I listened to the children, and listened to Pam. The ground was covered with snow, and they talked about the possible effects of the snow on the shape of the tracks. Tracks in snow may sometimes be a little clearer than tracks in dirt, sand, or mud, but snow melts. It was freezing out, but sunny. Could the sun have melted the snow enough to change the shape of the tracks?
What followed was about half an hour of research. The children loved the role in which they’d been cast. Pam hadn’t started the lesson by saying, “Now, children, we are going to study animal tracks.” She had come into class the way children often come in – eager to let people know what was on her mind. She didn’t seem to be following some dry curriculum guidelines or relying on some detailed planbook.

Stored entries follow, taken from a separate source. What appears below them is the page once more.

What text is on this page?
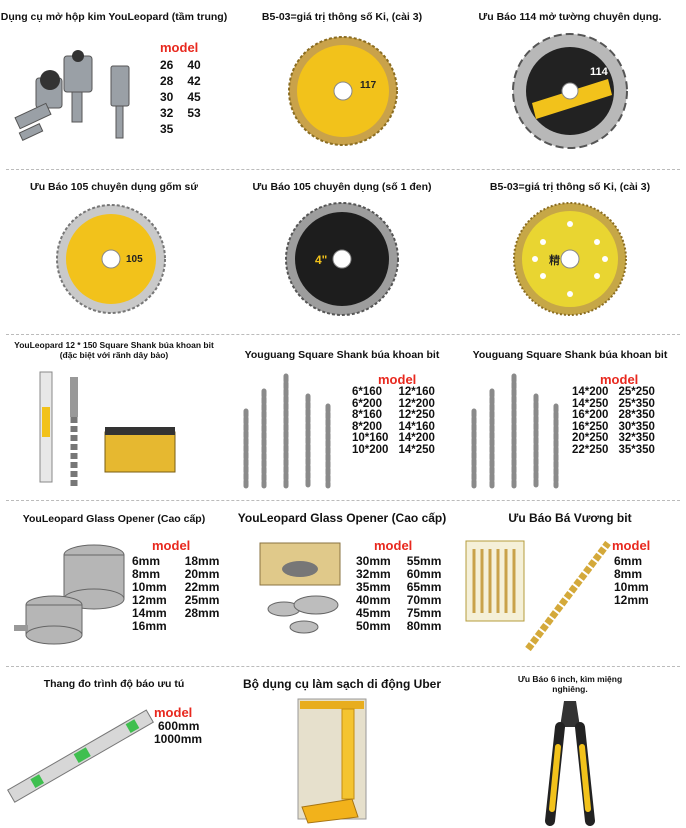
Dụng cụ mở hộp kim YouLeopard (tầm trung)
model
26 40
28 42
30 45
32 53
35
B5-03=giá trị thông số Ki, (cài 3)
117
Ưu Báo 114 mở tường chuyên dụng.
114
Ưu Báo 105 chuyên dụng gốm sứ
105
Ưu Báo 105 chuyên dụng (số 1 đen)
4"
B5-03=giá trị thông số Ki, (cài 3)
精
YouLeopard 12 * 150 Square Shank búa khoan bit
(đặc biệt với rãnh dây bảo)	Youguang Square Shank búa khoan bit
model
6*160	12*160
6*200	12*200
8*160	12*250
8*200	14*160
10*160 14*200
10*200 14*250
Youguang Square Shank búa khoan bit
model
14*200 25*250
14*250 25*350
16*200 28*350
16*250 30*350
20*250 32*350
22*250 35*350
YouLeopard Glass Opener (Cao cấp)
model
6mm	18mm
8mm	20mm
10mm 22mm
12mm 25mm
14mm 28mm
16mm
YouLeopard Glass Opener (Cao cấp)
model
30mm 55mm
32mm 60mm
35mm 65mm
40mm 70mm
45mm 75mm
50mm 80mm
Ưu Báo Bá Vương bit
model
6mm
8mm
10mm
12mm
Thang đo trình độ báo ưu tú
model
600mm
1000mm
Bộ dụng cụ làm sạch di động Uber	Ưu Báo 6 inch, kìm miệng nghiêng.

The lesson was a smashing success. I suspect, but don’t know, that Pam had put a lot of thought into the lesson. Maybe she is experienced enough or has enough spontaneous creativity and charisma not to need to put a lot of thought into such a lesson; maybe she knew it was time to be spontaneous, and knew it would work.
I’ve seen Pam respond to children’s enthusiasm and curiosity; she’s not the only one she allows to be spontaneous. I’ve already written about her flexibility. It’s not that she ignores the prescribed curriculum; she teaches children what they need to know to be ready for their futures in and out of school, and she avoids delving too deeply into curriculum that’s already been claimed by later grades. But sometimes she does seem to teach spontaneously. Only Pam knows how spontaneous her teaching really is, but no matter. It works.